To understand how to calculate net present value (NPV), you must compare the initial investment to the present value of all future cash flows it will generate.
A positive NPV means the investment creates value, while a negative NPV means it destroys value relative to your required return. It essentially tells you—in today’s dollars—whether a project is worth the cost.
The formula:
> NPV = −Initial Investment + Σ [CFₜ / (1 + r)ᵗ]
Where CFₜ is the cash flow in period t, r is the discount rate, and t is the time period.
Step 1: Identify All Cash Flows
List every cash inflow and outflow associated with the project, including the initial investment (negative) and all future returns (positive or negative).
Example project:
- Initial investment: $80,000
- Year 1 return: $25,000
- Year 2 return: $30,000
- Year 3 return: $35,000
- Year 4 return: $20,000
Step 2: Choose Your Discount Rate
The discount rate reflects the minimum return you require – your cost of capital, hurdle rate, or opportunity cost. Common choices:
| Context | Typical Discount Rate |
|---|---|
| Corporate investment (WACC) | 8%-12% |
| Real estate investment | 8%-15% |
| Personal investment | Personal rate of return expectation |
| Government projects | 3%-7% |
| High-risk startups | 20%-35% |
For this example, use 10%.
Step 3: Calculate Present Value of Each Cash Flow
Divide each future cash flow by (1 + discount rate)^year:
| Year | Cash Flow | Calculation | Present Value |
|---|---|---|---|
| 0 | −$80,000 | Initial investment | −$80,000 |
| 1 | $25,000 | $25,000 / (1.10)¹ | $22,727 |
| 2 | $30,000 | $30,000 / (1.10)² | $24,793 |
| 3 | $35,000 | $35,000 / (1.10)³ | $26,296 |
| 4 | $20,000 | $20,000 / (1.10)⁴ | $13,660 |
Step 4: Sum All Present Values

> NPV = −$80,000 + $22,727 + $24,793 + $26,296 + $13,660
> NPV = +$7,476
The NPV is positive – the project returns more than the 10% required rate. Accept the project.

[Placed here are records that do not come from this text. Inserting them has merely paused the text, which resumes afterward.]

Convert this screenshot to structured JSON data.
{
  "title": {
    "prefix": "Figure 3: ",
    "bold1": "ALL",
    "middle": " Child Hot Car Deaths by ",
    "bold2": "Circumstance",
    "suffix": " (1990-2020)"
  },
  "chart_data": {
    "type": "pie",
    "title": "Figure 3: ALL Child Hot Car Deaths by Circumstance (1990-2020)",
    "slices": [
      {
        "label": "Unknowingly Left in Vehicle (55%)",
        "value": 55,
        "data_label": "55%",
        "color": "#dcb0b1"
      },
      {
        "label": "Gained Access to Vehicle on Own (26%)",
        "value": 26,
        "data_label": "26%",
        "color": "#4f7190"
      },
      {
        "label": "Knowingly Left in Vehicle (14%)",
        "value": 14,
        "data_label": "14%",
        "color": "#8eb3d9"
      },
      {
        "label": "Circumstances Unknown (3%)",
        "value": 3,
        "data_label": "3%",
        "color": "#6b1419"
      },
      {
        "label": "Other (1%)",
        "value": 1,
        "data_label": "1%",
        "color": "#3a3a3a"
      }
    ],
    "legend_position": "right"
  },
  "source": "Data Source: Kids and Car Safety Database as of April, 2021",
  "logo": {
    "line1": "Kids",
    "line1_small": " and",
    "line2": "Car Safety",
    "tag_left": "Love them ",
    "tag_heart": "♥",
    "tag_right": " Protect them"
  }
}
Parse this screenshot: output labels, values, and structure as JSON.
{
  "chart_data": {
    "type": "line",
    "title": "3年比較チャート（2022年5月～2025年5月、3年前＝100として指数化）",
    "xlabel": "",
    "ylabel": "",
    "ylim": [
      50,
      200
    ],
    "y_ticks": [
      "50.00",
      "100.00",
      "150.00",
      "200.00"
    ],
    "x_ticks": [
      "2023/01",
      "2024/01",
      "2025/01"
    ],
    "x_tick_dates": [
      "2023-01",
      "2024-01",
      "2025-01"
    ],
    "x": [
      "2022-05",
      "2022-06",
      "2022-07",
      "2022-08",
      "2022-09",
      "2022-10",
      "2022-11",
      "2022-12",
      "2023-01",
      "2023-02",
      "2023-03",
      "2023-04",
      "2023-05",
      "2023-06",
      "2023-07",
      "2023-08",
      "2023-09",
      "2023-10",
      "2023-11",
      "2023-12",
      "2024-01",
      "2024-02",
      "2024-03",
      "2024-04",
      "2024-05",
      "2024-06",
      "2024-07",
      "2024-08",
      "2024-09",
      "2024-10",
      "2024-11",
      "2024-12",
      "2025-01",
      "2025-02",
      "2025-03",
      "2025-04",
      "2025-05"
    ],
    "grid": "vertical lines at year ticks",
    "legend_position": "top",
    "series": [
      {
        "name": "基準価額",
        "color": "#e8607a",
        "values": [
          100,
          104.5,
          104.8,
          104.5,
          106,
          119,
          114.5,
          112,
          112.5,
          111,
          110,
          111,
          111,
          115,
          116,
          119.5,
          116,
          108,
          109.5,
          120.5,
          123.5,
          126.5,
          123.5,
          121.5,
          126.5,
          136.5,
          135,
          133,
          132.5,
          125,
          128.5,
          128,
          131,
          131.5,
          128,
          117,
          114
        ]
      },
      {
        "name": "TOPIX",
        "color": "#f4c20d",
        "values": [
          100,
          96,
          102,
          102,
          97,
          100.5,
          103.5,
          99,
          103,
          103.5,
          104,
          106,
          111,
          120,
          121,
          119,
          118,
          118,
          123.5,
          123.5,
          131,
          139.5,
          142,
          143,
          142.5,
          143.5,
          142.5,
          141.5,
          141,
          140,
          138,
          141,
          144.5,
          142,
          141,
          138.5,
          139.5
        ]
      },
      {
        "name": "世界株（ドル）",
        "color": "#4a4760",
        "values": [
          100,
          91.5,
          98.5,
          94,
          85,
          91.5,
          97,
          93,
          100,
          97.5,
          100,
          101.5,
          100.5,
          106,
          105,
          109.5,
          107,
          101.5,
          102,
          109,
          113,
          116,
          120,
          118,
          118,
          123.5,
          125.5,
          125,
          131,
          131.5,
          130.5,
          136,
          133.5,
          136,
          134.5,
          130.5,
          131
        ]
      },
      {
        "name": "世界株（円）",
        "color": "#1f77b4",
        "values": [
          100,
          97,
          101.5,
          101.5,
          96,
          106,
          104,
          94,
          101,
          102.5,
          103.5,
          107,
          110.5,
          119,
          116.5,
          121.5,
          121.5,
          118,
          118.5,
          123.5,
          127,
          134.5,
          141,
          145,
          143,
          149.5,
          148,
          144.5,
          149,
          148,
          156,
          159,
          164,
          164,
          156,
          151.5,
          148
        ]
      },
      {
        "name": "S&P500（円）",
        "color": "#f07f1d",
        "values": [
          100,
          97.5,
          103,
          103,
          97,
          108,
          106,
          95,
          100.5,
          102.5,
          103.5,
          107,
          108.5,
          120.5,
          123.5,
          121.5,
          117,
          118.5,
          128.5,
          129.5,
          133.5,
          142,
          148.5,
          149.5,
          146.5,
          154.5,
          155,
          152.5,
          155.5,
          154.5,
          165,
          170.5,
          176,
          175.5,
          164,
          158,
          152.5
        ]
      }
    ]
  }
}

Step 5: Apply the Decision Rule
| NPV Result | Decision |
|---|---|
| Positive (+) | Accept – project creates value above required return |
| Zero (0) | Neutral – exactly meets required return |
| Negative (−) | Reject – project destroys value |
When comparing multiple projects, choose the one with the highest positive NPV.
Calculating NPV in Excel
Method 1: NPV Function
=NPV(discount_rate, cash_flow_year1:cash_flow_year4) + initial_investment
Note: Excel’s NPV function discounts from Period 1. Add the Period 0 investment separately (as a negative):
=NPV(0.10, 25000, 30000, 35000, 20000) + (−80000) = $7,476
Method 2: Manual calculation
Create a column for each year’s discount factor and multiply each cash flow – this makes assumptions visible and easier to audit.
Sensitivity Analysis: Test Your Assumptions
NPV is only as good as its inputs. Run sensitivity scenarios:
| Scenario | Discount Rate | NPV |
|---|---|---|
| Optimistic | 8% | $11,842 |
| Base case | 10% | $7,476 |
| Pessimistic | 12% | $3,375 |
| Break-even | ~14.5% | $0 |
If your NPV turns negative at a discount rate that seems realistic (say, 12%), the project’s margin of safety is thin – factor that into the decision.
The Bottom Line
Calculating NPV is a five-step process: list cash flows, choose a discount rate, calculate present value of each cash flow, sum them, subtract the initial investment. A positive result means the investment creates value above your required return. Do it in Excel for speed, but understand the mechanics so you can explain – and challenge – the assumptions behind any NPV model.